Yup, Toyota will reveal a GR010 with numberplates later this year. Imagine how that’s going to look plonked in the showroom between a Corolla and a RAV4.

In endurance racing, the secret to winning is to A) don’t crash and B) build a car that doesn’t need to visit the pits very often. Reliable, fuel-efficient racers rack up more laps and get trophies. So, Toyota’s been busy with a clever hybrid system for the GR010.

While the petrol engine only drives the rear wheels, the front axle is powered by an electric motor. It generates as much power as the petrol engine in a GR Yaris – around 270bhp.

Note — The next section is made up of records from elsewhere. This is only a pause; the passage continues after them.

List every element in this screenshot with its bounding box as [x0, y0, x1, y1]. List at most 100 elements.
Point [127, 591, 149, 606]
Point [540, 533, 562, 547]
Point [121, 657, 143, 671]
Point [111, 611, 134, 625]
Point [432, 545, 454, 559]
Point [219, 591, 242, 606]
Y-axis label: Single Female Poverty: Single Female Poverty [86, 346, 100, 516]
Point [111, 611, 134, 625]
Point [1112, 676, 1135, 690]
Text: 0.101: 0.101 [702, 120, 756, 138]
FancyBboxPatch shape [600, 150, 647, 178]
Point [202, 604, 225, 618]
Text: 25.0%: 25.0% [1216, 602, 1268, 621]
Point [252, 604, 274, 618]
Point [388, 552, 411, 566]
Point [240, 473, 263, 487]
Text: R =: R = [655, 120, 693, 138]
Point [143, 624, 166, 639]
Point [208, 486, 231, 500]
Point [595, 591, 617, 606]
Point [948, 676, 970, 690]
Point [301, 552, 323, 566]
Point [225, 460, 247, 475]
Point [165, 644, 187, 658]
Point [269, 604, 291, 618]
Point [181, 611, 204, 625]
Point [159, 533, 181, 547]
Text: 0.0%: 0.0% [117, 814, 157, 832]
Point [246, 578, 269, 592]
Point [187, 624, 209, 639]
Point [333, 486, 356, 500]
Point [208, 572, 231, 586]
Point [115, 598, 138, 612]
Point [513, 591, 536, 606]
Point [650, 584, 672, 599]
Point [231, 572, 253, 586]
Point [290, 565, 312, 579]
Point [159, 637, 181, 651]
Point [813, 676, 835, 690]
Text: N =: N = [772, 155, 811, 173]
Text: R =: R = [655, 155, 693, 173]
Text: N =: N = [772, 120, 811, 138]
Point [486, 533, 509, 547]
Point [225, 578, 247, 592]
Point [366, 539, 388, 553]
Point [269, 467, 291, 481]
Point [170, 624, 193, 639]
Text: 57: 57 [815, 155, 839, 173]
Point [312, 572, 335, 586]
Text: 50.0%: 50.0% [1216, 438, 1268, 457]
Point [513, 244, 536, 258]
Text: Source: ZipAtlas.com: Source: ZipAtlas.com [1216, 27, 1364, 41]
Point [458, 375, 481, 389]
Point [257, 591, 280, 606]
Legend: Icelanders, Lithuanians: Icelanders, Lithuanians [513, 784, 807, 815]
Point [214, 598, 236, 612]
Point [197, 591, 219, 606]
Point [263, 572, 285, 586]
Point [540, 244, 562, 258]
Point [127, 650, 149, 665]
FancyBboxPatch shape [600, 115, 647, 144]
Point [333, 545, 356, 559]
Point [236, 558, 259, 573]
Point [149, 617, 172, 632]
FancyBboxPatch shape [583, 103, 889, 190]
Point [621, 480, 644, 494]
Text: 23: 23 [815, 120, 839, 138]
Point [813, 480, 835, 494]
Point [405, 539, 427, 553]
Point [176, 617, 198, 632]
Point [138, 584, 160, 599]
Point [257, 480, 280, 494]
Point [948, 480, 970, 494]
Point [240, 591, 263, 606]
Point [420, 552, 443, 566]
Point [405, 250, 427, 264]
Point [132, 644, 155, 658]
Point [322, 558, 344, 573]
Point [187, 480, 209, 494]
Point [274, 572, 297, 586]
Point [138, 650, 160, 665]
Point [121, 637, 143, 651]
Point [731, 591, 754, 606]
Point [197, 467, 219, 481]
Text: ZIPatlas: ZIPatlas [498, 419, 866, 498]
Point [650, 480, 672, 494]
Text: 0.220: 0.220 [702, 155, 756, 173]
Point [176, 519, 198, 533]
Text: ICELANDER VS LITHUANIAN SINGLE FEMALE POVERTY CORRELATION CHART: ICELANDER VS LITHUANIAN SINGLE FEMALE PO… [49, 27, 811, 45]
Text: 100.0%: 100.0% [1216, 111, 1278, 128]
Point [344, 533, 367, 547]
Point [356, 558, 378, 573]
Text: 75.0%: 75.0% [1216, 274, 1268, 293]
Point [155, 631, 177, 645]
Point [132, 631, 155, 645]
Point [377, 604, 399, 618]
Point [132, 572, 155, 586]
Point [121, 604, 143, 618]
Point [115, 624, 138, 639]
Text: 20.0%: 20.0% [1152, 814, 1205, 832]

Because the car isn’t allowed to generate more than 670bhp, the on-board computer will automatically reduce the engine’s horsepower delivery as the driver boots the throttle and the front e-motor joins in the party. Get the electrics to do more work, and the combustion engine drinks less. And Toyota hopes that means the drivers end the day sippin’ champagne.

Meanwhile, Toyota’s had to develop new-but old-school hydraulic brakes, because it can’t use re-gen at the rear to slow the back axle any more. Even the downforce is less trick than we’re used to.

The rulebooks says only one bodywork design is allowed per season, so if you throw all your eggs in the ‘make it slippery for Le Mans’ basket, your car will be hopeless at the twistier circuits like Fuji and Bahrain. Why can’t they try that in F1?

We’re missing a component, aren’t we? Ah, yes, the brave fleshy bit who lies in the middle, turning the steering wheel and complaining down the radio. Reigning World Champions Mike Conway, Kamui Kobayashi and José María López will drive the #7 GR010 Hybrid while Sébastien Buemi, Kazuki Nakajima and Brendon Hartley race with the #8 car. Test and reserve driver duties fall to Nyck de Vries.

The GR010 will do battle with fellow Le Mans Hypercars from Scuderia Cameron Glickenhaus and German racing outfit ByKolles Racing. Aston Martin’s plot to enter a Valkyrie has been put on hold sadly, but Peugeot is set to join the fray in 2022…. after it’s spent a year watching from the sidelines, making notes.

Fingers crossed for a new golden age of 24-hour racing, then?